Heißt wiederum: Der Mensch ist gut: Grundsätzlich. Wir helfen einander. Grundsätzlich. Wer bitte sagt, dem wird beigestanden. Grundsätzlich. Haben wir doch – ich weiß, ich weiß – in der aktuellen Flüchtlingskrise sehr wohl erlebt. Tagtäglich. Seien wir doch einmal ein bisschen stolz auf uns.

Und werden wir übermütig. Das hat die junge Dame getan. Sie hat „meinem Mann wohl spontan das verrückteste Geburtstagsgeschenk des Lebens gemacht… Ich habe ihm eine Teilnahme am Grand-Prix von Bern, Kategorie  Sie&Er geschenkt… Ich packe die 16km, mit gefülltem Eisenspeicher, an der Seite meines Mannes…“

16km? Kein Pappenstiel. Ich wünsch ihr viel, viel Glück und vielleicht sogar Freude.

Dazu passt ein Bild in der Post soeben: Ein Adler. Präzise das gleiche Bild wie auf dem Logo „forever young“. Diesmal aber in Natur fotografiert. Wunderschön. Mit dem Text:

  • „Diese Radtour in Frankreich in 1600 Höhenmetern können wir, 67 und 62 Jahre, dank Ihrer unermüdlichen News, die uns immer wieder motivieren, wieder machen.
  • Dieser Vogel ist uns heute begegnet und spontan dachte ich: ein Gruß von Dr. Strunz. Sie schenken uns jeden Tag Energie und gute Laune.
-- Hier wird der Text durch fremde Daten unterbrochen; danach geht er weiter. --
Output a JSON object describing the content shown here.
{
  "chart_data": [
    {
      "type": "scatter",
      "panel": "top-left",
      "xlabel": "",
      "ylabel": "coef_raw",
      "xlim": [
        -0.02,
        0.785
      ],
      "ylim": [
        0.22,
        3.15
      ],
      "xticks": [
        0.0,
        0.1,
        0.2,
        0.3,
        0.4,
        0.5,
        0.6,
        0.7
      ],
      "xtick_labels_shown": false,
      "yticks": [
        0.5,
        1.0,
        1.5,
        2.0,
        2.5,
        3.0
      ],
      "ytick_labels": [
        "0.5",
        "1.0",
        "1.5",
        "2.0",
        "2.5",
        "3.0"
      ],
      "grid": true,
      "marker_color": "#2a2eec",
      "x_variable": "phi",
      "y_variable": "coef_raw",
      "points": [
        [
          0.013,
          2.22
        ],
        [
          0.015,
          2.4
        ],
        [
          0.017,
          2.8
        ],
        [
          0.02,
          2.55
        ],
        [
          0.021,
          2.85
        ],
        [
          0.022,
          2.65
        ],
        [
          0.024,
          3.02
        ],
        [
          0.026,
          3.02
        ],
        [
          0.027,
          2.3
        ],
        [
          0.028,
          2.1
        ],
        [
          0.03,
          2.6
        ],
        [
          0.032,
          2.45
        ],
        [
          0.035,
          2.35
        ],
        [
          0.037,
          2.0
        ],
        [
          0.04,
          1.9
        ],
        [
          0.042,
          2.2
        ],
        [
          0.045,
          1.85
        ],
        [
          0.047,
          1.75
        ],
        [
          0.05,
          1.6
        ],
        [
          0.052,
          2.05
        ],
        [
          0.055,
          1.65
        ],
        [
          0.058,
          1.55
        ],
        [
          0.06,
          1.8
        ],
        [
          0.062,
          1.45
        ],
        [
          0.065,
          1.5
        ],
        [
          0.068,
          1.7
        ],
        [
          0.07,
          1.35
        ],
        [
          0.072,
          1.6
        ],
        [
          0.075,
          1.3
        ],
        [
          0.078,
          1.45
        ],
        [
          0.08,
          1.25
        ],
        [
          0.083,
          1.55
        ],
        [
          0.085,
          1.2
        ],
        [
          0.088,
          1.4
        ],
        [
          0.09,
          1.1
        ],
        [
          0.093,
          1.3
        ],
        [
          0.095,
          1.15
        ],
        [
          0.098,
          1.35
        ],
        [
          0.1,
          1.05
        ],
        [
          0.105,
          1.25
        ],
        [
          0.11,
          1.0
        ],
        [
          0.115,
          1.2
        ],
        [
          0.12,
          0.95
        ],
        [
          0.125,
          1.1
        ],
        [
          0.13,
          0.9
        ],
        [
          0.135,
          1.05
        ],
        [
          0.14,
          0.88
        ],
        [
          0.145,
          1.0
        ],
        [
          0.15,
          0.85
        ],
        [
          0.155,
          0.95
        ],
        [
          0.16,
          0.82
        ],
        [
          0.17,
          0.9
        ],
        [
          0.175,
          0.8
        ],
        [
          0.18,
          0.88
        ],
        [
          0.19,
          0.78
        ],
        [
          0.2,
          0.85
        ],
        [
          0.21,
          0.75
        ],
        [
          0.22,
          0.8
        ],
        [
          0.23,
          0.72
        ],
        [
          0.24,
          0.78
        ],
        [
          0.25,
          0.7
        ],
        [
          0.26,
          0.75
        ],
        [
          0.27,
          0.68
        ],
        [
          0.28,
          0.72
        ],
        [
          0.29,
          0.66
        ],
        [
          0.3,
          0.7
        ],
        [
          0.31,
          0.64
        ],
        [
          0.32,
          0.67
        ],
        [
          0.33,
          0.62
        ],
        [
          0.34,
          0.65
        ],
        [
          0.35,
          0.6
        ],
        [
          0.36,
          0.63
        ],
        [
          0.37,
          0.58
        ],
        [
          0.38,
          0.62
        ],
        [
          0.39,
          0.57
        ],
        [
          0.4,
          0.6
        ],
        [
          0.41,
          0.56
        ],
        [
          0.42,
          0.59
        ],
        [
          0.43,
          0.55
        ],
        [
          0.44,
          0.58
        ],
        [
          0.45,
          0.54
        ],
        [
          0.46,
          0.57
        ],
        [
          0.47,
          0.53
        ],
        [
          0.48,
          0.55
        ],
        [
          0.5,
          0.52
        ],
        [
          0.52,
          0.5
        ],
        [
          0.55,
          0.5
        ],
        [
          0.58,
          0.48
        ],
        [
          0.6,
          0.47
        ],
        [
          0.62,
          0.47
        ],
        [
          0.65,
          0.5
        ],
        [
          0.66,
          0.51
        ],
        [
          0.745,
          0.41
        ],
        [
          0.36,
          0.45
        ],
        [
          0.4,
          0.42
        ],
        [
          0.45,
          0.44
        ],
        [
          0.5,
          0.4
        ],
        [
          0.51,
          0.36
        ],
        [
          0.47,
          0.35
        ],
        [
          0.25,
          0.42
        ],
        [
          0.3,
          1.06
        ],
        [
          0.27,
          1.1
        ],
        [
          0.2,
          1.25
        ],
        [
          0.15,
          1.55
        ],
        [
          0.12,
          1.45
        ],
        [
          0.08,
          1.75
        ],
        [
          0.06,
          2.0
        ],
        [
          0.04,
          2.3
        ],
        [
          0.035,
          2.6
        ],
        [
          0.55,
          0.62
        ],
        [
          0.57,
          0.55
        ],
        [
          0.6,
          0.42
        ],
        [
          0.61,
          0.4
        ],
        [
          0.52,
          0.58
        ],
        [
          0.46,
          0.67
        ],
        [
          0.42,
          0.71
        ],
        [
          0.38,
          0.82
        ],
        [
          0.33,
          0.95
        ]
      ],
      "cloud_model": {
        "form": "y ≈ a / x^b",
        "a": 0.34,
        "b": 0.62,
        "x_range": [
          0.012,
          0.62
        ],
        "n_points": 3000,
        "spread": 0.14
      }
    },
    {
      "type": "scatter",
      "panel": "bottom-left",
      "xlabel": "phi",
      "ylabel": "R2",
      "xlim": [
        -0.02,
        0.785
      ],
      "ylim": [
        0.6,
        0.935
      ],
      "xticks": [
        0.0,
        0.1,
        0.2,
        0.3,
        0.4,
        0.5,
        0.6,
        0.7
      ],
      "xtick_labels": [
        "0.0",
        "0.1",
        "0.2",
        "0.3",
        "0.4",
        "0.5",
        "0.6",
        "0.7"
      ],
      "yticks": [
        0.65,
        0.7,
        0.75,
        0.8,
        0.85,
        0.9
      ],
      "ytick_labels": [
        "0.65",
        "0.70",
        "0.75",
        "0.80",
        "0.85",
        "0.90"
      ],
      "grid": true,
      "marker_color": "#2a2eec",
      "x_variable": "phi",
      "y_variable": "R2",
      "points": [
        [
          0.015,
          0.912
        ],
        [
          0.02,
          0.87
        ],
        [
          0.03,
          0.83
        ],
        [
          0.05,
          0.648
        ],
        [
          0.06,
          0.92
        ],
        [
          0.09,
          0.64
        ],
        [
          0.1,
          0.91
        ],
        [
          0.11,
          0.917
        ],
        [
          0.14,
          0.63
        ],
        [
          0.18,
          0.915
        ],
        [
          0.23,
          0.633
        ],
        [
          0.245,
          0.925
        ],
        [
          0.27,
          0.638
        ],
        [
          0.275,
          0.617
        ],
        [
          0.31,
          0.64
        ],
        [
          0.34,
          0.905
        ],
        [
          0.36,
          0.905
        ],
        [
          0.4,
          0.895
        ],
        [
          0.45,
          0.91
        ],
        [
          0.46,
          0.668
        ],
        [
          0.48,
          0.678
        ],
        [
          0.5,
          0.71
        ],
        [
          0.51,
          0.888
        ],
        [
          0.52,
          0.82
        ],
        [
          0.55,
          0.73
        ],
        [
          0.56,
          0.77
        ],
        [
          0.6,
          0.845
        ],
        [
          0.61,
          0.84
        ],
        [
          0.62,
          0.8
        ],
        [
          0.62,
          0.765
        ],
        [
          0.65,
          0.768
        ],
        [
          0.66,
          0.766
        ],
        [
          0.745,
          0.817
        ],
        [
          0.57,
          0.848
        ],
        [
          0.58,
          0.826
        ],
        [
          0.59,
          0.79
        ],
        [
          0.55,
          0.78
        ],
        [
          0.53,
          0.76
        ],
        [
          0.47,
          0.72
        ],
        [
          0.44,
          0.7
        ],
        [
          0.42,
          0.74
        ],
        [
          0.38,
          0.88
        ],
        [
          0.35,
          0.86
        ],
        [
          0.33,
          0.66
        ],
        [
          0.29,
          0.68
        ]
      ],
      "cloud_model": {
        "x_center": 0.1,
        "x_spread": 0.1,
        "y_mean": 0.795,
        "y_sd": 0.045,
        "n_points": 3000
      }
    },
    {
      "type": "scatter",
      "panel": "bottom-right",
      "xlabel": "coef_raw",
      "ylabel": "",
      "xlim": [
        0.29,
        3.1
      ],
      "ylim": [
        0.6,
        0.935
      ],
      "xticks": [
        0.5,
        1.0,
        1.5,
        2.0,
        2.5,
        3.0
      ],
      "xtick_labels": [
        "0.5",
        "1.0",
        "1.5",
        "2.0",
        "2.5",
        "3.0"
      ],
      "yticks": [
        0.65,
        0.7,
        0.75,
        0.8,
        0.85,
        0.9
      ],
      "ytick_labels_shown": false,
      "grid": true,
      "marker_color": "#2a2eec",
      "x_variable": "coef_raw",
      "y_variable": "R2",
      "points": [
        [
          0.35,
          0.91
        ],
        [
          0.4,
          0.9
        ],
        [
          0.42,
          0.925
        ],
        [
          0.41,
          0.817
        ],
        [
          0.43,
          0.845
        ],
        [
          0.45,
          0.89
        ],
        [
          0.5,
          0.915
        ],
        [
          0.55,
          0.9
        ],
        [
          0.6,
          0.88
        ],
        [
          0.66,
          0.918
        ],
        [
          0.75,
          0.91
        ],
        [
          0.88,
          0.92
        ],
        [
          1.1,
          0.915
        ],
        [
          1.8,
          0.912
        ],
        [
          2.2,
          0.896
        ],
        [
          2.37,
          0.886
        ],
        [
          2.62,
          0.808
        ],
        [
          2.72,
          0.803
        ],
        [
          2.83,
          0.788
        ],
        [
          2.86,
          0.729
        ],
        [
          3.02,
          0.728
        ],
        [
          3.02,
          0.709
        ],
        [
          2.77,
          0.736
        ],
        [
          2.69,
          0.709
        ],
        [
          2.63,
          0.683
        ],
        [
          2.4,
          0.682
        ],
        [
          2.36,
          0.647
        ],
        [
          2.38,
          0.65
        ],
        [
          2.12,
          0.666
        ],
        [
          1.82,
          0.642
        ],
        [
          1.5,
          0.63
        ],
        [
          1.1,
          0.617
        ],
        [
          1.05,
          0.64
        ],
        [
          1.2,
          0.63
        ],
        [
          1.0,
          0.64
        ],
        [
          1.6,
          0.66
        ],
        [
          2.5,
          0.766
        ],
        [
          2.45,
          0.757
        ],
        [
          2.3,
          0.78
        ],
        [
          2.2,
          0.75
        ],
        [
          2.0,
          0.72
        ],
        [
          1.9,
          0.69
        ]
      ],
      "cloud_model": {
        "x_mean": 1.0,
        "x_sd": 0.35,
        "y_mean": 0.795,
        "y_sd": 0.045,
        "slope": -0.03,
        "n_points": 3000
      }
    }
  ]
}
Nachgedanke: Wir sind in Deutschland 450.000 Ärzte. Können wir uns wirklich nicht zumindest gedanklich zusammenschließen? Das Können haben wir doch? Und Sie tagtäglich motivieren, solche Briefe zu schreiben. Das gegenseitige Glück wäre doch wohl so überwältigend, dass wir die „böse Polletik“ (Zitat Andenauer) einfach vergessen würden.